There are several theories as to the origin of the Challenge Coin. One datest back to WW I, where a US Army Lieutenant gave each member of his unit a medallion as a memento. Legend has it that he was saved after his plane was shot down over Germany and he was captured by a German patrol, who took all of his identification, except for his Challenge Coin. He escaped to France, and the only reason the French soldiers let him escape to safety was the fact that he had a Challenge Coin. He was, in fact “bona fide” and verified his identity.

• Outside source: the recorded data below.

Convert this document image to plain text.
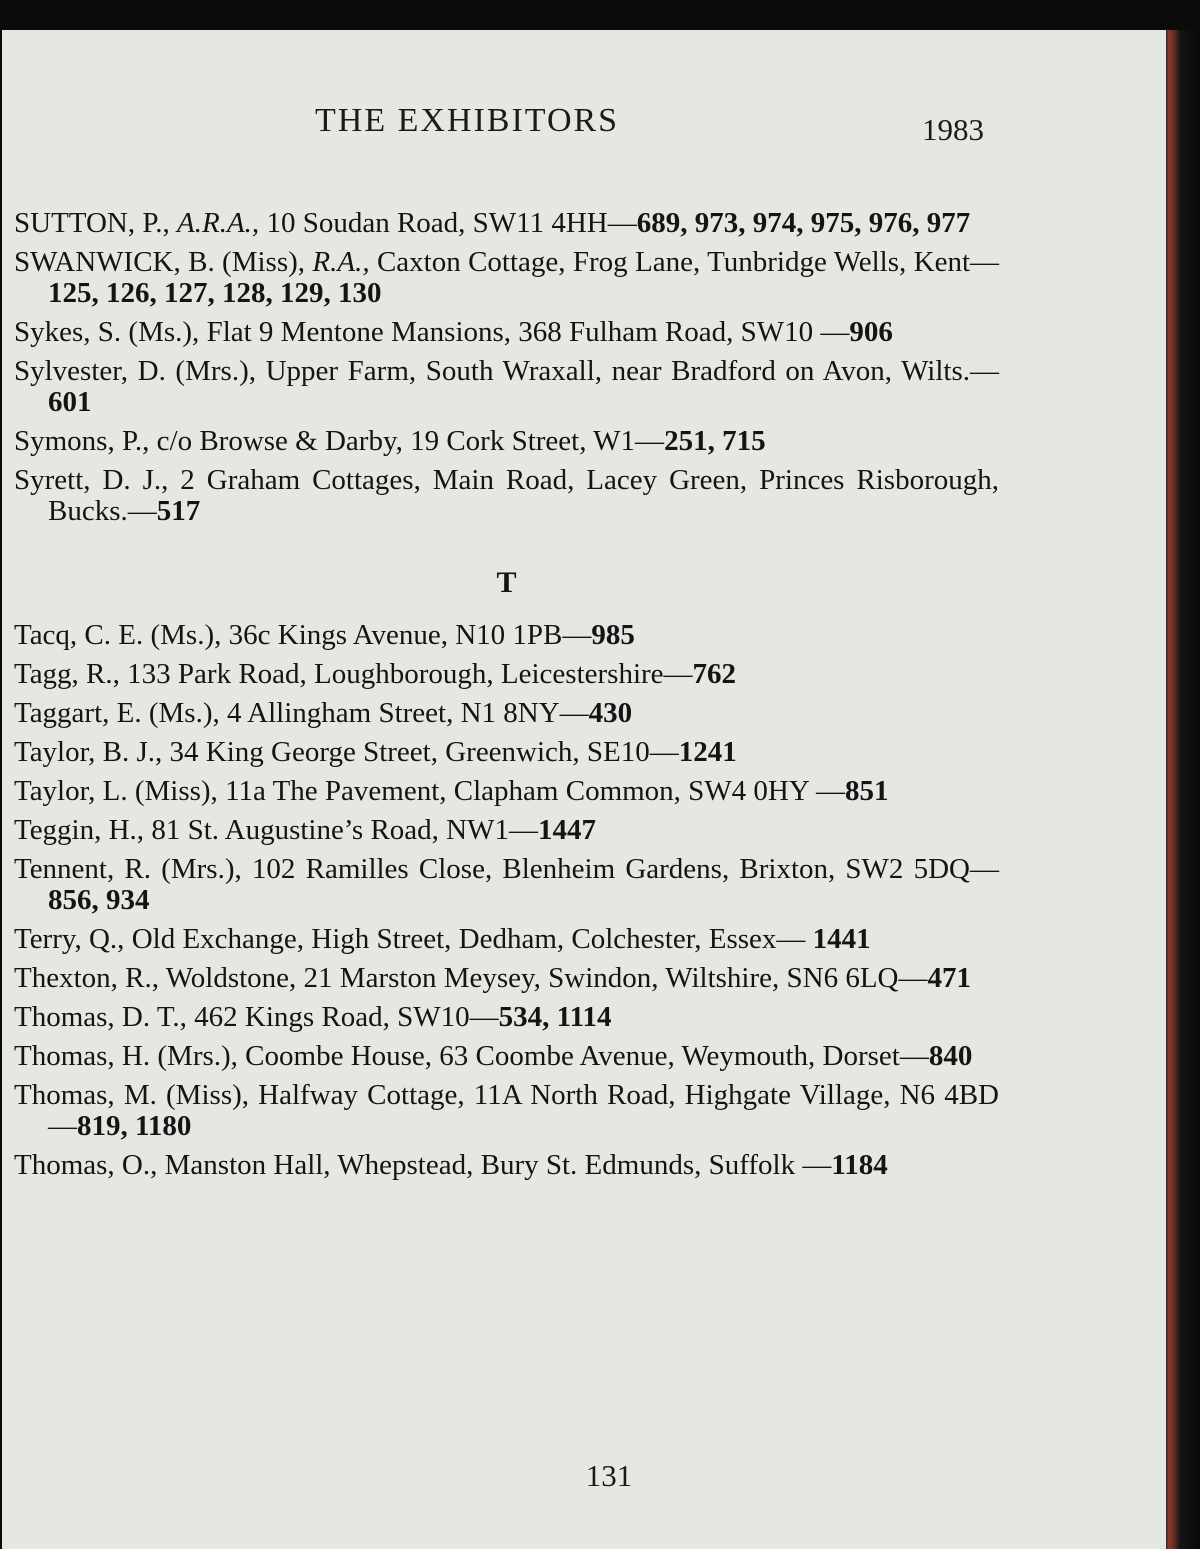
THE EXHIBITORS	1983

SUTTON, P., A.R.A., 10 Soudan Road, SW11 4HH—689, 973, 974, 975, 976, 977

SWANWICK, B. (Miss), R.A., Caxton Cottage, Frog Lane, Tunbridge Wells, Kent—125, 126, 127, 128, 129, 130

Sykes, S. (Ms.), Flat 9 Mentone Mansions, 368 Fulham Road, SW10 —906

Sylvester, D. (Mrs.), Upper Farm, South Wraxall, near Bradford on Avon, Wilts.—601

Symons, P., c/o Browse & Darby, 19 Cork Street, W1—251, 715

Syrett, D. J., 2 Graham Cottages, Main Road, Lacey Green, Princes Risborough, Bucks.—517

T

Tacq, C. E. (Ms.), 36c Kings Avenue, N10 1PB—985

Tagg, R., 133 Park Road, Loughborough, Leicestershire—762

Taggart, E. (Ms.), 4 Allingham Street, N1 8NY—430

Taylor, B. J., 34 King George Street, Greenwich, SE10—1241

Taylor, L. (Miss), 11a The Pavement, Clapham Common, SW4 0HY —851

Teggin, H., 81 St. Augustine’s Road, NW1—1447

Tennent, R. (Mrs.), 102 Ramilles Close, Blenheim Gardens, Brixton, SW2 5DQ—856, 934

Terry, Q., Old Exchange, High Street, Dedham, Colchester, Essex— 1441

Thexton, R., Woldstone, 21 Marston Meysey, Swindon, Wiltshire, SN6 6LQ—471

Thomas, D. T., 462 Kings Road, SW10—534, 1114

Thomas, H. (Mrs.), Coombe House, 63 Coombe Avenue, Weymouth, Dorset—840

Thomas, M. (Miss), Halfway Cottage, 11A North Road, Highgate Village, N6 4BD—819, 1180

Thomas, O., Manston Hall, Whepstead, Bury St. Edmunds, Suffolk —1184

131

Others think the origin of the Challenge Coin is more recent, dating back to the Vietnam War, when an Army infantry-run bar tried to keep non-infantrymen away by forcing “outsiders” to buy drinks for the whole bar if they couldn’t prove they had been in combat, and the Challenge Coin became the accepted form of proof.
Members of the US military have a long-standing tradition of carrying Challenge Coins. With bonds forged in battle, these custom coins — each bearing their own revered symbols and mottos — capture the essence of their affiliation and their fierce price.

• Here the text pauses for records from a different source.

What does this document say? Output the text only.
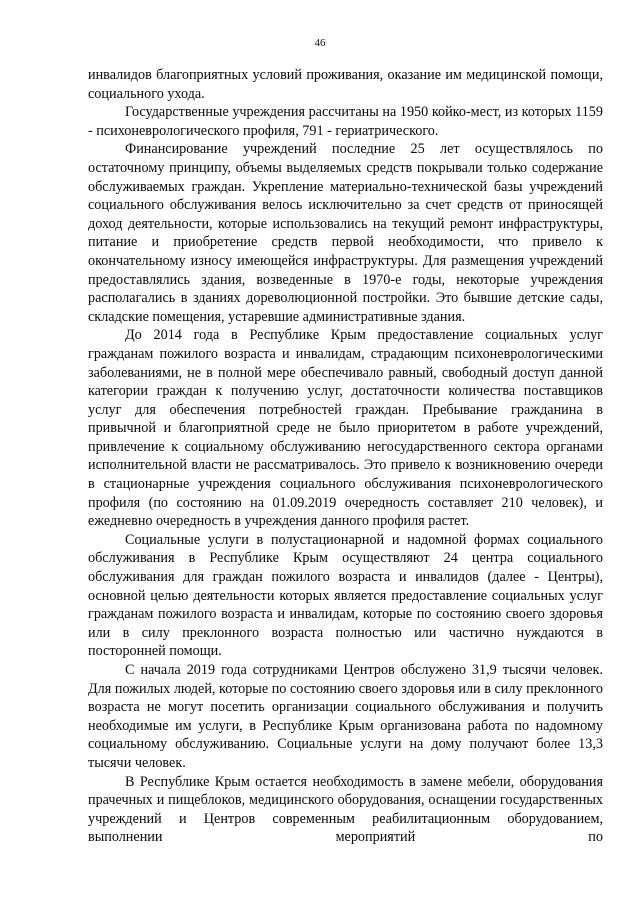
46

инвалидов благоприятных условий проживания, оказание им медицинской помощи, социального ухода.

Государственные учреждения рассчитаны на 1950 койко-мест, из которых 1159 - психоневрологического профиля, 791 - гериатрического.

Финансирование учреждений последние 25 лет осуществлялось по остаточному принципу, объемы выделяемых средств покрывали только содержание обслуживаемых граждан. Укрепление материально-технической базы учреждений социального обслуживания велось исключительно за счет средств от приносящей доход деятельности, которые использовались на текущий ремонт инфраструктуры, питание и приобретение средств первой необходимости, что привело к окончательному износу имеющейся инфраструктуры. Для размещения учреждений предоставлялись здания, возведенные в 1970-е годы, некоторые учреждения располагались в зданиях дореволюционной постройки. Это бывшие детские сады, складские помещения, устаревшие административные здания.

До 2014 года в Республике Крым предоставление социальных услуг гражданам пожилого возраста и инвалидам, страдающим психоневрологическими заболеваниями, не в полной мере обеспечивало равный, свободный доступ данной категории граждан к получению услуг, достаточности количества поставщиков услуг для обеспечения потребностей граждан. Пребывание гражданина в привычной и благоприятной среде не было приоритетом в работе учреждений, привлечение к социальному обслуживанию негосударственного сектора органами исполнительной власти не рассматривалось. Это привело к возникновению очереди в стационарные учреждения социального обслуживания психоневрологического профиля (по состоянию на 01.09.2019 очередность составляет 210 человек), и ежедневно очередность в учреждения данного профиля растет.

Социальные услуги в полустационарной и надомной формах социального обслуживания в Республике Крым осуществляют 24 центра социального обслуживания для граждан пожилого возраста и инвалидов (далее - Центры), основной целью деятельности которых является предоставление социальных услуг гражданам пожилого возраста и инвалидам, которые по состоянию своего здоровья или в силу преклонного возраста полностью или частично нуждаются в посторонней помощи.

С начала 2019 года сотрудниками Центров обслужено 31,9 тысячи человек. Для пожилых людей, которые по состоянию своего здоровья или в силу преклонного возраста не могут посетить организации социального обслуживания и получить необходимые им услуги, в Республике Крым организована работа по надомному социальному обслуживанию. Социальные услуги на дому получают более 13,3 тысячи человек.

В Республике Крым остается необходимость в замене мебели, оборудования прачечных и пищеблоков, медицинского оборудования, оснащении государственных учреждений и Центров современным реабилитационным оборудованием, выполнении мероприятий по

Today, Challenge Coins are carried by soldiers, sailors, airmen, Marines as well as lawmen and firefighters. They identify the person as being part of an elite unite with a well-defined history and mission.

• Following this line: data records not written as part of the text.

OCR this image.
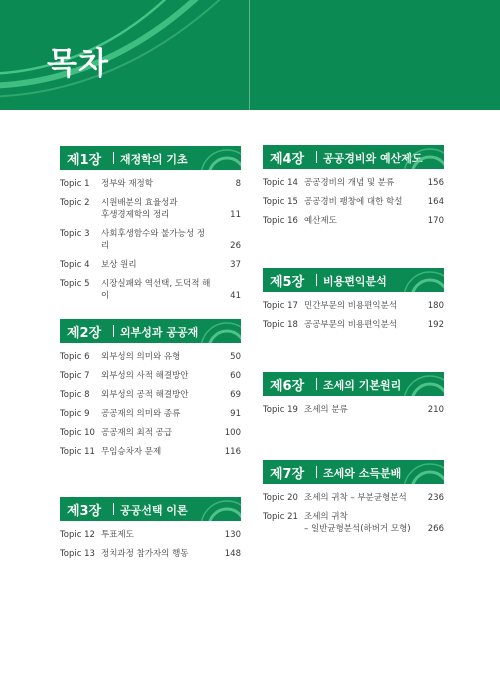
목차
제1장 재정학의 기초
Topic 1 정부와 재정학	8
Topic 2 시원배분의 효율성과
후생경제학의 정리	11
Topic 3 사회후생함수와 불가능성 정리	26
Topic 4 보상 원리	37
Topic 5 시장실패와 역선택, 도덕적 해이	41
제2장 외부성과 공공재
Topic 6 외부성의 의미와 유형	50
Topic 7 외부성의 사적 해결방안	60
Topic 8 외부성의 공적 해결방안	69
Topic 9 공공재의 의미와 종류	91
Topic 10 공공재의 최적 공급	100
Topic 11 무임승차자 문제	116
제3장 공공선택 이론
Topic 12 투표제도	130
Topic 13 정치과정 참가자의 행동	148
제4장 공공경비와 예산제도
Topic 14 공공경비의 개념 및 분류	156
Topic 15 공공경비 팽창에 대한 학설	164
Topic 16 예산제도	170
제5장 비용편익분석
Topic 17 민간부문의 비용편익분석	180
Topic 18 공공부문의 비용편익분석	192
제6장 조세의 기본원리
Topic 19 조세의 분류	210
제7장 조세와 소득분배
Topic 20 조세의 귀착 – 부분균형분석	236
Topic 21 조세의 귀착
– 일반균형분석(하버거 모형)	266
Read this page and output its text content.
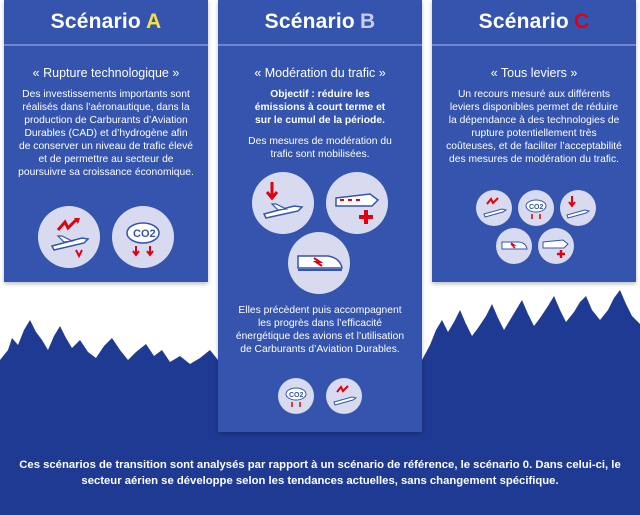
Scénario A
« Rupture technologique »
Des investissements importants sont réalisés dans l’aéronautique, dans la production de Carburants d’Aviation Durables (CAD) et d’hydrogène afin de conserver un niveau de trafic élevé et de permettre au secteur de poursuivre sa croissance économique.
CO2
Scénario B
« Modération du trafic »
Objectif : réduire les émissions à court terme et sur le cumul de la période.
Des mesures de modération du trafic sont mobilisées.
Elles précèdent puis accompagnent les progrès dans l’efficacité énergétique des avions et l’utilisation de Carburants d’Aviation Durables.
CO2
Scénario C
« Tous leviers »
Un recours mesuré aux différents leviers disponibles permet de réduire la dépendance à des technologies de rupture potentiellement très coûteuses, et de faciliter l’acceptabilité des mesures de modération du trafic.
CO2
Ces scénarios de transition sont analysés par rapport à un scénario de référence, le scénario 0. Dans celui-ci, le secteur aérien se développe selon les tendances actuelles, sans changement spécifique.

The “Challenge” part of the Challenge Coin is a tradition to ensure that members are carrying their unit’s coin. The challenge can be made at any time, with the challenger slapping the coin on the table or bar. Everyone being challenged must immediately produce the coin for their organization: anyone failing to do that must buy a round of drinks for the challenger and everyone else who has a challenge coin. However, if everyone produces a challenge coin, it is up to the challenger to buy a round of drinks for those in possession of one.